There’s an interesting exhibition at the Boston Athenaeum this summer featuring some of the major works of George Deem, an artist who mastered painting the masters–in his own variant ways.  Deem (1932-2008) was so fascinated with the works of Mantegna, Caravaggio, Matisse, Picasso, and most especially Vermeer, that he repainted them in an engaging manner that not only plays with art–but also with time.  The exhibition, entitled George Deem:  the Art of Art History, features 30 paintings that focus on Deem’s re-worked and re-imagined Vermeers as well as those of several eminent American artists, like the provocative School of Sargent, below.

George Deem, School of Sargent (1986).  Private Collection, Stamford, CT.

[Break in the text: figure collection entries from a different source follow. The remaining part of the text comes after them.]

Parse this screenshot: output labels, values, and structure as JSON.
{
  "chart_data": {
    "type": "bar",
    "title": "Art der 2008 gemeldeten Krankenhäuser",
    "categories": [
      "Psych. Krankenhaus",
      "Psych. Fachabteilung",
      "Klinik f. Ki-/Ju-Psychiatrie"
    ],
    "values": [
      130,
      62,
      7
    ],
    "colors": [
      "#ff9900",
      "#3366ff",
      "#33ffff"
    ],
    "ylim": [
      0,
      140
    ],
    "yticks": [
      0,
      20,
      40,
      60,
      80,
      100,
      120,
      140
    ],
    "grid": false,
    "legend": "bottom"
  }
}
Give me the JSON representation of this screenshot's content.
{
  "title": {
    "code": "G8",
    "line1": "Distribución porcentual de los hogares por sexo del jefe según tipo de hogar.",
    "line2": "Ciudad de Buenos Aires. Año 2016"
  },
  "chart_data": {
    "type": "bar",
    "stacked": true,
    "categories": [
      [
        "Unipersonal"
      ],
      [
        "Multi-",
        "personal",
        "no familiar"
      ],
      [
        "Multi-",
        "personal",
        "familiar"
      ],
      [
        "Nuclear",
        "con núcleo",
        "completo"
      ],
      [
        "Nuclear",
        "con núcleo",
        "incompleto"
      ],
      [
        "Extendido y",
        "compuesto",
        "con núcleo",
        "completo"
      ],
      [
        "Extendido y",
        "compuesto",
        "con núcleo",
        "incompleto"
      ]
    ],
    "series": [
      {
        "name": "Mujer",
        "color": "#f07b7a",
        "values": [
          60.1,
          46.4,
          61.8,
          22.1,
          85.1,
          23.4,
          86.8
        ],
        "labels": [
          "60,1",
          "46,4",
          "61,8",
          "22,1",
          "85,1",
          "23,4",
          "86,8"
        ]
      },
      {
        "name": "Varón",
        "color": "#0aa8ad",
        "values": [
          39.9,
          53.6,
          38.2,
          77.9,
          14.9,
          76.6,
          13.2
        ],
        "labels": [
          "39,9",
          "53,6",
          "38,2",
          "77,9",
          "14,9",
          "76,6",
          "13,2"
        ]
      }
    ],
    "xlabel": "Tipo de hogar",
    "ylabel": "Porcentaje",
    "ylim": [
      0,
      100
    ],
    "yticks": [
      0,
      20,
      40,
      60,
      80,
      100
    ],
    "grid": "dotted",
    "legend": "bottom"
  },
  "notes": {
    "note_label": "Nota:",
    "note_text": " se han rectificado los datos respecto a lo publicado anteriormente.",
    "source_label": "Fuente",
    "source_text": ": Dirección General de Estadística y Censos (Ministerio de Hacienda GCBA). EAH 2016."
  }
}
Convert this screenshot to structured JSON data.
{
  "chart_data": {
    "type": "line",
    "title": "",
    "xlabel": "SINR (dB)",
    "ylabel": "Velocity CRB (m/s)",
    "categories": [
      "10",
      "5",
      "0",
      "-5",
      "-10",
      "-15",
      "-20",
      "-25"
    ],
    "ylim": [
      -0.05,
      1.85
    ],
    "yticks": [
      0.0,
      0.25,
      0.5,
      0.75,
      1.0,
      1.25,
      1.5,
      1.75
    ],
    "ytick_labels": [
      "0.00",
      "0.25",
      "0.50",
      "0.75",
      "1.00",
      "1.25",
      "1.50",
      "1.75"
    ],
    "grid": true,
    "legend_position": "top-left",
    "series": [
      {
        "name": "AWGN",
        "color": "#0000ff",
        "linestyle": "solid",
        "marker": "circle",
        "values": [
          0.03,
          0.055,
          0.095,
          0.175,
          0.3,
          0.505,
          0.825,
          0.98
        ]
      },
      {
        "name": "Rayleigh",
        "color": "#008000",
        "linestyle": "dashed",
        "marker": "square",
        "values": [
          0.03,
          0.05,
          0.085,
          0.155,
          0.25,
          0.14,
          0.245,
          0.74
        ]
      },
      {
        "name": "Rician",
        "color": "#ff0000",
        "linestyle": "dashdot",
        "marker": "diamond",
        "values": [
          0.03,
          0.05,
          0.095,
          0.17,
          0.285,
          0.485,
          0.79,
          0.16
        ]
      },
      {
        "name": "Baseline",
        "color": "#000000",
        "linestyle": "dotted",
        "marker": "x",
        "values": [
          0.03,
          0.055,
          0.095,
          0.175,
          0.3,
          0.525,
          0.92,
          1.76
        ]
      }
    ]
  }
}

I find this painting particularly captivating:  it really looks like Madame Gautreau is gazing at The Daughters of Edward Darley Boit and they back at her!  Odd to have such iconic ladies in the same picture together. Another Deem take on the Boit girls is below, along with George Washington and his Portrait (1972), based on the Gilbert Stuart portrait. I really like both the idea and the image of this painting.

George Deem, George Washington and his Portrait (1972).  Collection of the Boston Athenaeum; Sargent Vermeer (2007).  Private Collection, Hartford, CT.

Living in an expansionistic age, Johannes Vermeer incorporated maps into the backgrounds of several of his paintings and Deem brings the map into the foreground in Vermeer’s Map and the near-foreground in A Stool, a Chair, and a Map, and a few other Vermeer-inspired paintings.

George Deem, Vermeer’s Map (1982).  Private Collection, Falls Church, Virginia; A Stool, a Chair, and a Map (2003). Estate of George Deem.

As one who has spent lots of time drinking in every little detail of Vermeer paintings, I can understand Deem’s obsession with Vermeer (about whom he has also written a book: How to Paint a Vermeer:  a Painter’s History of Art, 2004) and it is fun to see these background details (like The Red Chair, below) fill the frame.

George Deem, The Red Chair (2002).  Private Collection, West Hartford, CT.